Et pour conclure, laissons parler le ministre de l’Agriculture et de la pêche, qui s’exprimait lors de la Finale Nationale du Championnat de France de Labour, le 16 septembre dernier à Masseube, dans le Gers. C’est un extrait du discours publié sur site du Ministère :

« OGM Il est impératif de pacifier le débat, d’éviter des drames comme nous en avons connu un cet été dans le Lot, de sortir de positions radicales souvent trop réductrices, et de créer un cadre accepté par tous pour les décisions futures sur ce sujet, notamment en matière de commercialisation. C’est toute l’ambition du Grenelle. Chaque variété et chaque OGM sont différents : ces décisions ne pourront donc être prises qu’au cas par cas. Une chose est sûre : nous ne pouvons rester à quai en termes de recherche sur les OGM de façon encadrée et contrôlée. Les enjeux nutritionnels, environnementaux, et en termes d’application pour la santé, sont importants. Le principe de précaution, c’est aussi ne pas fermer la porte aux bénéfices éventuels de ces recherches. Car les autres pays ne la fermeront pas : il est primordial de maintenir un leadership en matière de recherche pour lutter contre la concentration, au niveau économique, du secteur entre 2 ou 3 grand pays. Ce dossier appelle transparence et rigueur. Mais je veux rappeler ici que les agriculteurs qui cultivent quelques 20 000 hectares de maïs OGM Mon810 le font dans le cadre de la loi, une loi de la république qui doit être respectée par tous. »

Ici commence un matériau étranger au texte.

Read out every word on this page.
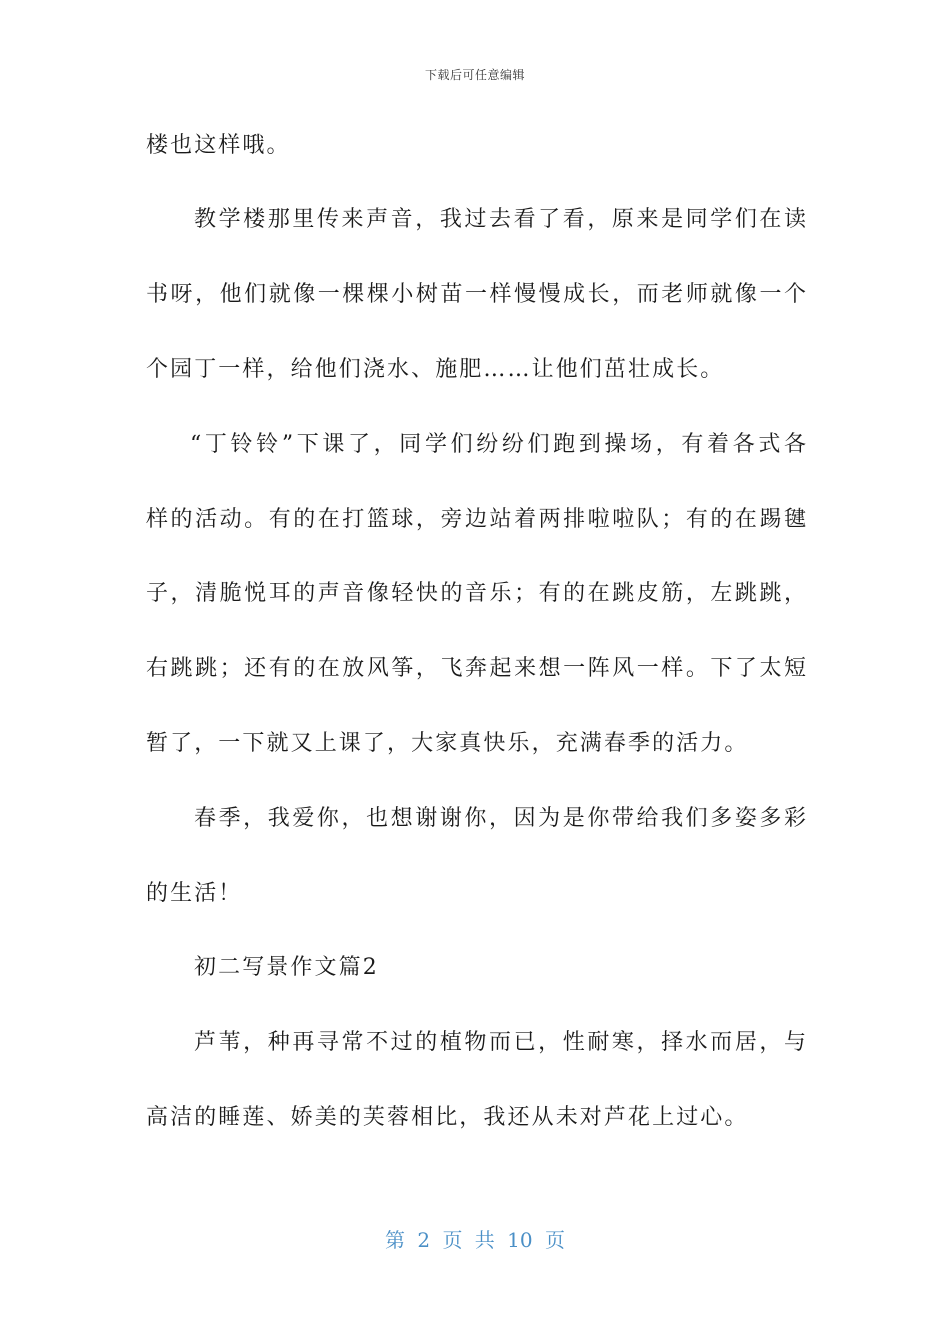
下载后可任意编辑
楼也这样哦。
教学楼那里传来声音，我过去看了看，原来是同学们在读
书呀，他们就像一棵棵小树苗一样慢慢成长，而老师就像一个
个园丁一样，给他们浇水、施肥……让他们茁壮成长。
“丁铃铃”下课了，同学们纷纷们跑到操场，有着各式各
样的活动。有的在打篮球，旁边站着两排啦啦队；有的在踢毽
子，清脆悦耳的声音像轻快的音乐；有的在跳皮筋，左跳跳，
右跳跳；还有的在放风筝，飞奔起来想一阵风一样。下了太短
暂了，一下就又上课了，大家真快乐，充满春季的活力。
春季，我爱你，也想谢谢你，因为是你带给我们多姿多彩
的生活！
初二写景作文篇2
芦苇，种再寻常不过的植物而已，性耐寒，择水而居，与
高洁的睡莲、娇美的芙蓉相比，我还从未对芦花上过心。
第 2 页 共 10 页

mercredi 26 septembre 2007

Bananes en chiffres

Acte 1. La banane représente 57,8% de la production agricole de la Martinique, elle est exploitée sur 27,1% de la surface agricole utilisée. La production de bananes de la Martinique s'établissait en 2005 à 260.361 tonnes, dont 251.000 tonnes commercialisées en Europe, soit 10% de sa consommation annuelle. La production mondiale s'élevant à 72,6 millions de tonnes. Voir par exemple article TF1/LCI du 20 août 2007.

Acte 2. A la suite du passage du cyclone Dean, le secrétaire d'État à l'Outre-mer, Christian Estrosi, a estimé à 115 millions d'euros le coût de la remise sur pied des bananeraies dévastées (même source que acte 1).

Acte 3 : "Seulement" 9% des sols de Guadeloupe et 8% des sols de Martinique sont très pollués, mais le chlordécone se retrouve dans de nombreux aliments : le lait des vaches, les cucurbitacées, de nombreuses espèces marines. Enfin, la réglementation sur les limites maximales de résidus, pas assez stricte, n'a pas permis d'éviter la contamination de la population antillaise. Les populations les plus touchées seraient celles qui consomment les produits de leurs jardins. Novethic, 18 septembre 2007.

Acte 5 : Le ministre de l'Agriculture et de la Pêche, Michel Barnier, qui a qualifié la situation de "très grave", a alloué une aide d'urgence en faveur des productions de diversification végétale et animale consécutive aux dégâts causés par le cyclone DEAN de 4 millions d'euros, il ne s'agit pas d'une aide à la reconversion mais d'une aide aux agriculteurs ayant déjà une production dite de diversification.

4 millions sur 115 millions d’euros, cela fait 3,47 %, c’est donc le prix payé pour une situation soi-disant « très grave ».